Figure 1. Epithelial TGFβ signalling during tumour progression

a | Normal transforming growth factor-β (TGFβ) signalling in TGFβ-responsive cells (blue cells) feeds through the type 2 TGFβ receptor (TGFBR2) to activate downstream signalling targets. Canonical signalling is activated through phosphorylation of TGFBR1 to induce nuclear localization and transcriptional activity of SMADs. Non-canonical signalling can occur independently of SMAD proteins and includes activation of RHOA, AKT and MAPK pathways. Early in tumorigenesis, TGFβ functions as a tumour suppressor, partly through the SMAD-dependent induction of cell cycle arrest. b | One hypothesis is that selective pressure leads to the expansion of the population of tumour cells that harbour inactivating mutations in the TGFβ pathway, thus allowing them to overcome the growth-inhibitory effects of active TGFβ signalling. As outlined by Levy et al., loss of TGFβ responsiveness (green cells) can occur through loss-of-function mutations, loss of expression or promoter methylation of genes (shown by the grey circles) that encode TGFβ receptors or SMADs. JNK, JUN N-terminal kinase; mTOR, mammalian target of rapamycin; PAR6, partitioning defective 6 homologue; ROCK1, RHO-associated protein kinase 1; RSMAD, receptor SMAD; SBE, SMAD-binding element.

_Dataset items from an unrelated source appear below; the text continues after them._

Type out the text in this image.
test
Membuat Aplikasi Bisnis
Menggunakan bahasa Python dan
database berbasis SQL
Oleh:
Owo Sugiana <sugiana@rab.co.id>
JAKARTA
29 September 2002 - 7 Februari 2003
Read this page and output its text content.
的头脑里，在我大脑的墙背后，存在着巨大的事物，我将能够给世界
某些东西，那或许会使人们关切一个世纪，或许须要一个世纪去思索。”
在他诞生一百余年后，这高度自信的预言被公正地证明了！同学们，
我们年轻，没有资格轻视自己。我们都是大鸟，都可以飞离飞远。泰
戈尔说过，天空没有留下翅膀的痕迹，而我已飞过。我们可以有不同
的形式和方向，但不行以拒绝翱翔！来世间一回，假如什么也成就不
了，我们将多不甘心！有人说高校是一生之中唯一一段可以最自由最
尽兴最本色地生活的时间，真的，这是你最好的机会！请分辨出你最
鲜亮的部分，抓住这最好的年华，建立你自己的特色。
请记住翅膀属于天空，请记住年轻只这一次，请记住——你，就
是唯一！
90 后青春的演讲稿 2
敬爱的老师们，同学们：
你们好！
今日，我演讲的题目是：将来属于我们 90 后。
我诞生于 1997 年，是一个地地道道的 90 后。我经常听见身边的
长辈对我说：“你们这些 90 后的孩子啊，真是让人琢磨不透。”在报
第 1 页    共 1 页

Figure 2. TGFβ signalling in tumour cells determines microenvironmental modification

Transforming growth factor-β (TGFβ) signalling in tumour cells induces the expression of numerous mediators of extracellular change. Tumours in which cells show increased TGFβ activity are characterized by increased extracellular matrix (ECM) deposition; they show increased secretion of matrix proteins and maturation of these proteins through ECM-modifying enzymes such as lysyl oxidase homologue 4 (LOXL4). In addition, TGFβ signalling in tumour cells drives the induction of endothelial cell recruitment and proliferation, which promote increased angiogenesis. Conversely, TGFβ suppresses the expression of numerous cytokines and chemokines such as the CXC-chemokine ligand 1 (CXCL1) and CXCL5. Loss of TGFβ responsiveness relieves this suppression and results in enhanced immune cell infiltration. These microenvironmental changes promote epithelial cell and stromal cell phenotypical responses, which substantially affect tumour progression. The figure shows the phenotypical changes that specifically result from the epithelial-derived factors listed. ADAMTS9, a disintegrin and metalloproteinase with thrombospondin motifs 9; CTGF, connective tissue growth factor; EMT, epithelial-to-mesenchymal transition; G-CSF, granulocyte colony-stimulating factor; HGF, hepatocyte growth factor; IL-8, interleukin-8; MMP, matrix metalloproteinase; PDGFβ, platelet-derived growth factor-β; THBS1, thrombospondin 1; VEGFA, vascular endothelial growth factor A.